O. Zemor a indiqué au micro de Anadolu ne pas avoir été surprise par la condamnation en elle-même, au regard du déroulement de l’audience, mais par sa sévérité : « Je n’étais que moyennement surprise d’être condamnée (…) mais je ne m’attendais pas très franchement à ce qu’elle fasse 2,5 fois la dose demandée par le procureur ». Elle a décrit un procès déséquilibré, estimant que « l’audience a été complètement à charge, pas simplement de la part du procureur, mais de la présidente du tribunal” » et affirme ne pas avoir pu exposer pleinement sa défense : « Je n’ai pas pu dire ce que j’avais à dire ».
Les poursuites reposent sur deux articles publiés les 7 et 8 octobre 2023. Elle souligne que les éléments précis retenus contre elle n’ont pas été clairement identifiés : « On ne sait toujours pas quelles sont les expressions visées (…) ce sont ces deux articles pris en bloc qui ne plaisent pas ».
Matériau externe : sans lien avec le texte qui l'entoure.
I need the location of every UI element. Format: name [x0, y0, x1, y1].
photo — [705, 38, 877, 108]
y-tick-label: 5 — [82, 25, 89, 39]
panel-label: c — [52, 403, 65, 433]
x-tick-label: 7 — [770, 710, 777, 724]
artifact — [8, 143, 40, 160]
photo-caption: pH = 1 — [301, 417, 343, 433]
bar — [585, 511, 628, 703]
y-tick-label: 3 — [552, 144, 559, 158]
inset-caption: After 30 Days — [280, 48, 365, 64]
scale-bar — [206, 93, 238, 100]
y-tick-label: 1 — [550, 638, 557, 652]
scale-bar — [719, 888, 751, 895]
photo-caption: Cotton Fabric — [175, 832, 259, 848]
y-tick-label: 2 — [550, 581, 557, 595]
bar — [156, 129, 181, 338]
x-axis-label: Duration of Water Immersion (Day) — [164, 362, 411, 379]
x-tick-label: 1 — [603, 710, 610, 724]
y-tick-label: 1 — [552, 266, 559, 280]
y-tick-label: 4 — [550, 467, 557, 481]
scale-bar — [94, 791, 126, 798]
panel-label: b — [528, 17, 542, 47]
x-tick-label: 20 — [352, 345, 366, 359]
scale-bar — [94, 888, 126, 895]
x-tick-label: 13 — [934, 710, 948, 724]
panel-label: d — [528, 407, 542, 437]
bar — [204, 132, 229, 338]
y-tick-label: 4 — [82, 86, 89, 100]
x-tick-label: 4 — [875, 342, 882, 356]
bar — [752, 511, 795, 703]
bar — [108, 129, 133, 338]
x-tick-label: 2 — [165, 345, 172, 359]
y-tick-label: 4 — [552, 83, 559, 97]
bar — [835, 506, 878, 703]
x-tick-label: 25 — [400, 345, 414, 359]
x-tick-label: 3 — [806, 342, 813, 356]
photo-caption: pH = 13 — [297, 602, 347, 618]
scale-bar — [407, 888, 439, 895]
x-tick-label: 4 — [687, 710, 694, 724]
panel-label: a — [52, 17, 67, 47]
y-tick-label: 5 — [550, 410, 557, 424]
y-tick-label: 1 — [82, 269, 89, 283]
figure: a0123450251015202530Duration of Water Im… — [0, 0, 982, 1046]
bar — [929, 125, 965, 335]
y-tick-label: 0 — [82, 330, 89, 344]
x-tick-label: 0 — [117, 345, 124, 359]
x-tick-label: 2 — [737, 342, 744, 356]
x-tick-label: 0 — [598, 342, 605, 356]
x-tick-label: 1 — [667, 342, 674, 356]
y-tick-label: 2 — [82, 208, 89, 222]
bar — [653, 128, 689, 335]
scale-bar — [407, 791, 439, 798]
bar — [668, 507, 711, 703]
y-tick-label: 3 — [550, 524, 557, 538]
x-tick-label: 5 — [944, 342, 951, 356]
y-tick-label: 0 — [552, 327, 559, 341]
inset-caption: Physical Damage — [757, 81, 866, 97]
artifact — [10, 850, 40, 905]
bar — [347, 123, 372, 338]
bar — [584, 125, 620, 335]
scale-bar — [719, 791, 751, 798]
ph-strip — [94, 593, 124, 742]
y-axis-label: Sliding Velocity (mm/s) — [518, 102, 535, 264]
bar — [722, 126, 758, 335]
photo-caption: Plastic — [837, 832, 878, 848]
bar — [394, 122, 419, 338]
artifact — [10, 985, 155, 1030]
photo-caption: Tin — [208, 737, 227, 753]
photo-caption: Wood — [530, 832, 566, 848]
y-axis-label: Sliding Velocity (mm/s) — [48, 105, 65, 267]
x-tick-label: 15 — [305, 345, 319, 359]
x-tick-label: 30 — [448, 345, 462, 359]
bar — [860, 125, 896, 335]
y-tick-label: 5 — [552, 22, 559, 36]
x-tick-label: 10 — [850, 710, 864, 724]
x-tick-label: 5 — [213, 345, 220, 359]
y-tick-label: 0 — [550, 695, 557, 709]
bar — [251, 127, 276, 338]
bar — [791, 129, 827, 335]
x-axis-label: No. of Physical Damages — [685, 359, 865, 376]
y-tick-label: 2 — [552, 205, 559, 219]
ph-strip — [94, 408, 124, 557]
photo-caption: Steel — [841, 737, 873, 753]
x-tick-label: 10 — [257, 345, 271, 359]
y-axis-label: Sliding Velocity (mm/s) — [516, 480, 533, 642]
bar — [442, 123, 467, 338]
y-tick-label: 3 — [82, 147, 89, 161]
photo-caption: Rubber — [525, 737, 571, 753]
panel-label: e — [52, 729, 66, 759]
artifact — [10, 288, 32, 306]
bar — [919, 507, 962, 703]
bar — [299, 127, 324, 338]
La militante conteste la qualification pénale retenue, affirmant que ses écrits relevaient d’une analyse politique du contexte. Elle évoque notamment l’usage du terme « opération militaire » pour qualifier les événements du 7 octobre, tout en assurant avoir également condamné certains actes. Elle critique également le cadre procédural, évoquant une garde à vue qu’elle juge injustifiée et l’absence de prise en compte de certains arguments, notamment liés au droit international. ET rappelle une récente perquisition à son domicile qu’elle décrit comme « extrêmement brutale », ainsi que la garde à vue de son mari, Nicolas Shahshahani, vice-président d’EuroPalestine.
Volonté d’intimidation
Au-delà de son cas personnel, O. Zémor affirme que cette condamnation vise à produire un effet d’intimidation plus large : « Ce sont d’autres cercles plus larges qui sont visés (…) des gens qui vont se dire : ‘je ne veux pas prendre ce risque’ ». Elle estime toutefois que cet objectif pourrait échouer, évoquant une mobilisation croissante : « Je vois aussi que des associations pro-palestiniennes (…) sont en train de se réunir pour faire les choses en commun face justement à cette répression ».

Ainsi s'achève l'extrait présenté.